You can stop a crawl without changing the crawl schedule frequency. This action is helpful if you want to perform a time-consuming task and do not want the crawl to start or run in between the task.

IBM Cloud To stop a crawl, complete the following steps:

Open the Manage collections page from the navigation panel.
Select the collection for which you want to stop the crawl.
On the Activity page, if the crawl is in progress, click Stop.
Go to the Processing settings page.
Set Apply Schedule to No, and then click Apply changes and reprocess.

The crawl is stopped and will not start again until you restart it.
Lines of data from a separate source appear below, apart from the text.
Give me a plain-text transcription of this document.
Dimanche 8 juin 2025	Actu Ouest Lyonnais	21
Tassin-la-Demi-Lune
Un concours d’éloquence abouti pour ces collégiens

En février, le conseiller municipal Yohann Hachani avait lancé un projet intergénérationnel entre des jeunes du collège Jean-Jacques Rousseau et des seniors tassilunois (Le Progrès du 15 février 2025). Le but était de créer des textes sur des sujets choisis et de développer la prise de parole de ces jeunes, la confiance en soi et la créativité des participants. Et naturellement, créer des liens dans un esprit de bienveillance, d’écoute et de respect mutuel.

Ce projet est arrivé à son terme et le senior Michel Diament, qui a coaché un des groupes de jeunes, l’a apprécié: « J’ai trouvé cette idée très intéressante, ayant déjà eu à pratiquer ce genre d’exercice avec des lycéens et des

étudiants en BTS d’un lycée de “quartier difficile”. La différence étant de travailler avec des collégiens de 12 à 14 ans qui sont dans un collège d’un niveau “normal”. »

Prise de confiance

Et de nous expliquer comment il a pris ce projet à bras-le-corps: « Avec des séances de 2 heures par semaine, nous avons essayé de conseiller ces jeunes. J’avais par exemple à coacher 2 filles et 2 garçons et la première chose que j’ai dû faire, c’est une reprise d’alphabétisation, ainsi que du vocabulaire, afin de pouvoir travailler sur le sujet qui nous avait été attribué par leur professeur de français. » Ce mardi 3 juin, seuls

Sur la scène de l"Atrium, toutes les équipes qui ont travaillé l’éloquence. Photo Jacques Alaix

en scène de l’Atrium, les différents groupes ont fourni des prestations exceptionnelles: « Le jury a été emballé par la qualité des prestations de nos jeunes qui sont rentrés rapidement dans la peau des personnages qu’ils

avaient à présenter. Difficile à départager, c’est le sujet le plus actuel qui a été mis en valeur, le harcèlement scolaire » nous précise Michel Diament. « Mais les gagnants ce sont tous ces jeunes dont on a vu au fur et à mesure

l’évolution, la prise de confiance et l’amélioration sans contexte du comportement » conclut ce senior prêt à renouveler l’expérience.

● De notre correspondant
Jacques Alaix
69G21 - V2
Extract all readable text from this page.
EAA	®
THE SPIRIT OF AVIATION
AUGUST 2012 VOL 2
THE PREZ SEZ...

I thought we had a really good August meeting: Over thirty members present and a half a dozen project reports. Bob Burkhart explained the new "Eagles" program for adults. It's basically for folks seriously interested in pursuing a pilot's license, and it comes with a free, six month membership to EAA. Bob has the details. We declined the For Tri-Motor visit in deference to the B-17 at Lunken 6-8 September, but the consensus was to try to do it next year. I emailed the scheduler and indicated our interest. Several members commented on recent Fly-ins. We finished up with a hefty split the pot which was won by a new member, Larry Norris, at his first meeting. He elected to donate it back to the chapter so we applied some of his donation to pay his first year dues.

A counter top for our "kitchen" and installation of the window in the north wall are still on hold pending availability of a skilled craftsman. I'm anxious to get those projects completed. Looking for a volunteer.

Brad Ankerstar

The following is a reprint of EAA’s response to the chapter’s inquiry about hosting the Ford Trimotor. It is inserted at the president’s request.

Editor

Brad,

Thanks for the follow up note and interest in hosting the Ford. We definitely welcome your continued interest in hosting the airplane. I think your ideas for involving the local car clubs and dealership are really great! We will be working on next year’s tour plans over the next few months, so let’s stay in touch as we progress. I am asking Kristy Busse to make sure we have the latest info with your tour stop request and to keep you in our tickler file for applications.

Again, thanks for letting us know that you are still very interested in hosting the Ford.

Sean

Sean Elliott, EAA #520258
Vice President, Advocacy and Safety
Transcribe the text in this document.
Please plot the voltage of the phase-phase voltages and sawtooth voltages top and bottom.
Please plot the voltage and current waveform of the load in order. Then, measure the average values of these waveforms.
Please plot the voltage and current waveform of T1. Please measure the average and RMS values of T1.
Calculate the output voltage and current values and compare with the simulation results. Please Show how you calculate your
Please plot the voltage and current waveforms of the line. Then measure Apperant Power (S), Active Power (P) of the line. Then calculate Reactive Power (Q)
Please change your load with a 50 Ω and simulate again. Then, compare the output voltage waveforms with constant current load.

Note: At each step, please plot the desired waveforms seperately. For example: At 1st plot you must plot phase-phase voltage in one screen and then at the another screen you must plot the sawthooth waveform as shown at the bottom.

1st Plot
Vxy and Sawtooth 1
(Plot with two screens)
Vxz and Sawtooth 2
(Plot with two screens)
IBM Cloud To restart the crawl, complete the following steps:

Open the Manage collections page from the navigation panel.
Select the collection for which you want to restart the crawl.
Go to the Processing settings page.
Set Apply Schedule to Yes, and then click Apply changes and reprocess.

The crawl starts immediately.

The next crawl will start based on the frequency that is selected in the crawl schedule options. If you want to start the crawl at any time before the scheduled frequency, click Recrawl on the Activity page.

IBM Cloud Pak for Data IBM Software Hub

You can temporarily stop a crawl that is in progress.

To stop a crawl temporarily, complete the following steps:

Open the Manage collections page from the navigation panel.
Select the collection for which you want to stop the crawl temporarily.
On the Activity page, click Stop.

The crawl starts again based on the frequency that is specified in the crawl schedule.